Secuestrar a los niños es una táctica usada por muchas mujeres una vez que se les quita la custodia y se le da al padre. Y mudarse, a veces miles de millas, es una estrategia frecuentemente usada por madres cuando se le otorga la custodia compartida al padre de sus hijos. ¿Cuál es la diferencia entre secuestrar niños y llevárselos a donde les será imposible estar en contacto con sus padres?

En la película Jarhead, hay una escena en la cual los soldados, ya en el campamento en el desierto, colocan algo así como un muro de la vergüenza, en el cual ponen fotos de las mujeres que los han traicionado. Una de las fotos muestra a una mujer con un niño, con las palabras: “Yo la amaba y se llevó a mi hijo y desapareció”.

La próxima vez que tu ex te diga que se va a llevar a tus hijos a donde no los puedas ver, no la ignores. Tal vez no es una amenaza. Tal vez es un plan.

domingo, 5 de julio de 2009

La custodia compartida y los niños adoptados

Permítanme comenzar con una verdad clara e incuestionable: la custodia exclusive pone en peligro el vínculo entre los padres adoptivos y sus hijos adoptados.

Para nosotros, padres de hijos adoptados, el divorcio después de la adopción trae una forma especial de tragedia que se añade a la ya trágica condición de vivir sin nuestros hijos. Me he referido anteriormente en este blog al caso de Beck v. Beck por varias razones. Este caso sienta un precedente para los casos de custodia compartida, estableció la primacía de la custodia física como el factor que define las relaciones paterno-filiales, y estableció que los niños tienen igual necesidad de sus padres y madres. De todas formas, tengo otra razón mucho más personal. En este caso lo que está en disputa es la custodia de niños adoptados.

Mientras que tener hijos es siempre una bendición, ser, como en mi caso, incapaz de tener hijos biológicos y recibir el regalo de un hijo adoptivo, es un privilegio muy especial. Este hijo nunca es un accidente, una consecuencia no planificada: este hijo ha sido escogido por el amor de sus padres. No trataré de explicar aquí cuántos y cuán hermoso son los sueños de un padre que adopta un niño. Tampoco trataré de explicar el profundo y tierno amor que los padres adoptivos desarrollan por sus hijos. No obstante, ciertamente trataré de subrayar la importancia de la custodia física para los padres de hijos adoptados.

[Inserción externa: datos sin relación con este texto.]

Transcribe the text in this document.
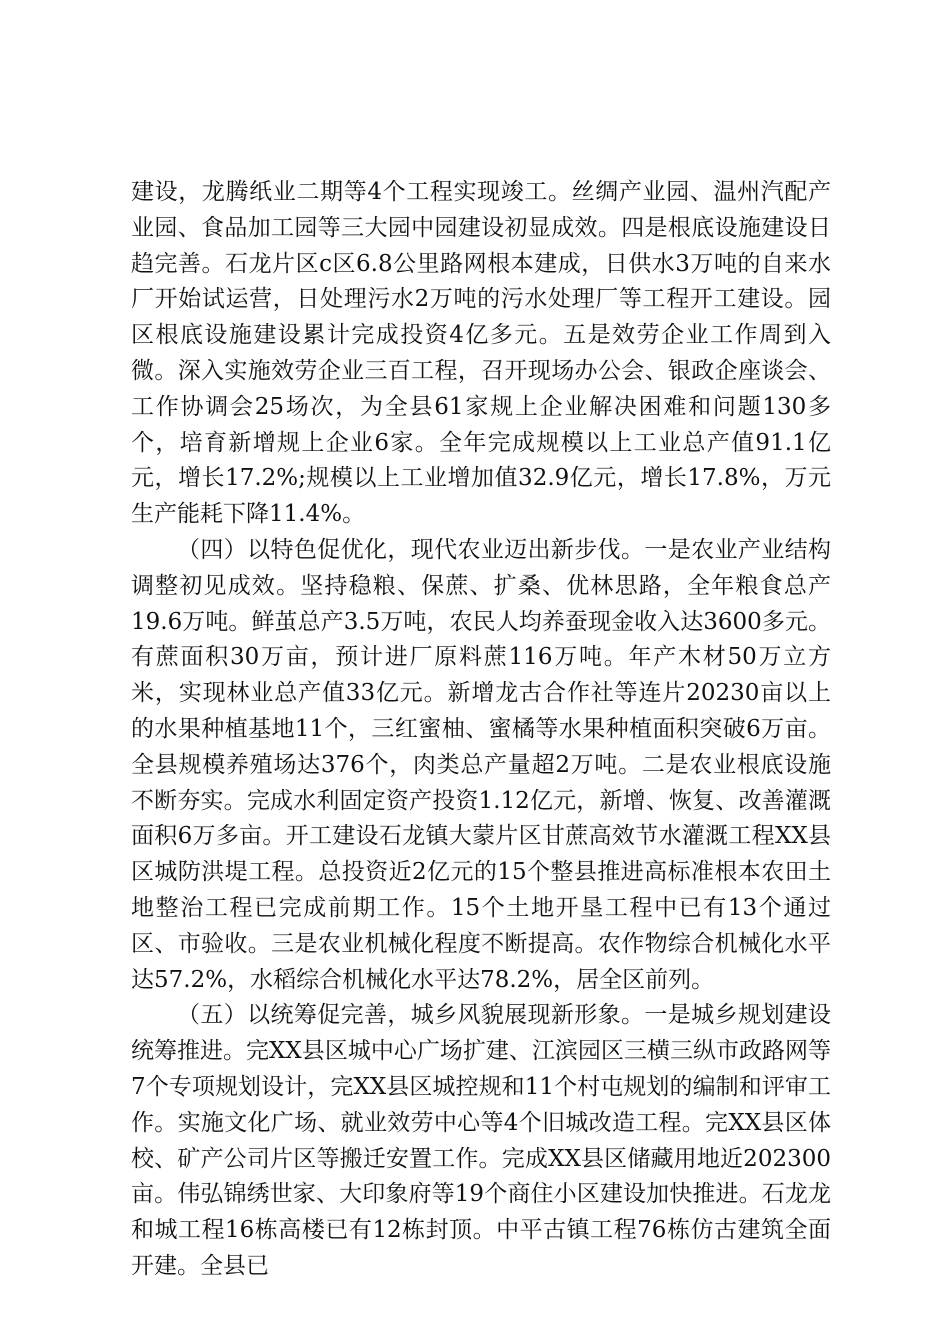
建设，龙腾纸业二期等4个工程实现竣工。丝绸产业园、温州汽配产业园、食品加工园等三大园中园建设初显成效。四是根底设施建设日趋完善。石龙片区c区6.8公里路网根本建成，日供水3万吨的自来水厂开始试运营，日处理污水2万吨的污水处理厂等工程开工建设。园区根底设施建设累计完成投资4亿多元。五是效劳企业工作周到入微。深入实施效劳企业三百工程，召开现场办公会、银政企座谈会、工作协调会25场次，为全县61家规上企业解决困难和问题130多个，培育新增规上企业6家。全年完成规模以上工业总产值91.1亿元，增长17.2%;规模以上工业增加值32.9亿元，增长17.8%，万元生产能耗下降11.4%。

（四）以特色促优化，现代农业迈出新步伐。一是农业产业结构调整初见成效。坚持稳粮、保蔗、扩桑、优林思路，全年粮食总产19.6万吨。鲜茧总产3.5万吨，农民人均养蚕现金收入达3600多元。有蔗面积30万亩，预计进厂原料蔗116万吨。年产木材50万立方米，实现林业总产值33亿元。新增龙古合作社等连片20230亩以上的水果种植基地11个，三红蜜柚、蜜橘等水果种植面积突破6万亩。全县规模养殖场达376个，肉类总产量超2万吨。二是农业根底设施不断夯实。完成水利固定资产投资1.12亿元，新增、恢复、改善灌溉面积6万多亩。开工建设石龙镇大蒙片区甘蔗高效节水灌溉工程XX县区城防洪堤工程。总投资近2亿元的15个整县推进高标准根本农田土地整治工程已完成前期工作。15个土地开垦工程中已有13个通过区、市验收。三是农业机械化程度不断提高。农作物综合机械化水平达57.2%，水稻综合机械化水平达78.2%，居全区前列。

（五）以统筹促完善，城乡风貌展现新形象。一是城乡规划建设统筹推进。完XX县区城中心广场扩建、江滨园区三横三纵市政路网等7个专项规划设计，完XX县区城控规和11个村屯规划的编制和评审工作。实施文化广场、就业效劳中心等4个旧城改造工程。完XX县区体校、矿产公司片区等搬迁安置工作。完成XX县区储藏用地近202300亩。伟弘锦绣世家、大印象府等19个商住小区建设加快推进。石龙龙和城工程16栋高楼已有12栋封顶。中平古镇工程76栋仿古建筑全面开建。全县已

El hecho que le permite a la gente adoptar como suyos a los hijos de otras personas, es que lo que realmente hace a un niño tu hijo es que ella/él ha sido criado por ti, y lo que hace a alguien tu padre/madre es que él/ella te crió, y por criar me refiero al tipo de contacto diario que sólo la custodia física puede proveer.

Aún cuando los hijos adoptados llegan a conocer a sus padres biológicos, los niños considerarán padres sólo aquellos que los han criado. Este hecho implica una verdad que debe ser considerada aquí: que en la ausencia de una línea de sangre entre un padre y su hijo, como en el caso de los niños adoptados, compartir la dinámica del día a día es lo que crea el vínculo entre ellos. Para un padre adoptivo, la custodia física de su hijo no es una de las maneras de crear un vínculo con su hijo, es la única manera. Beck v. Beck afirma esta singularidad de los niños adoptados, diciendo:

…que porque las niñas eran adoptadas, ellas necesitaban “el beneficio, el contacto, y la seguridad de ambos padres”. 86 N.J. 489 (1981)

Beck v. Beck advierte en contra de poner en peligro este apego entre las niñas adoptadas y su padre:


Viendo este asunto en términos de la importancia del padre en las vidas de las dos niñas, (la corte) concluyó que la falta de contacto real con el padre tendría efectos negativos en su desarrollo, particularmente porque las niñas son adoptadas. 86 N.J. 492-93 (1981)


Privar a los niños adoptados de uno de sus padres, como las cortes de familia usualmente hacen en los casos de custodia, les quita por segunda vez lo que la vida ya les ha quitado una vez: el amor, el confort, y la seguridad que sólo sus padres y madres les pueden dar.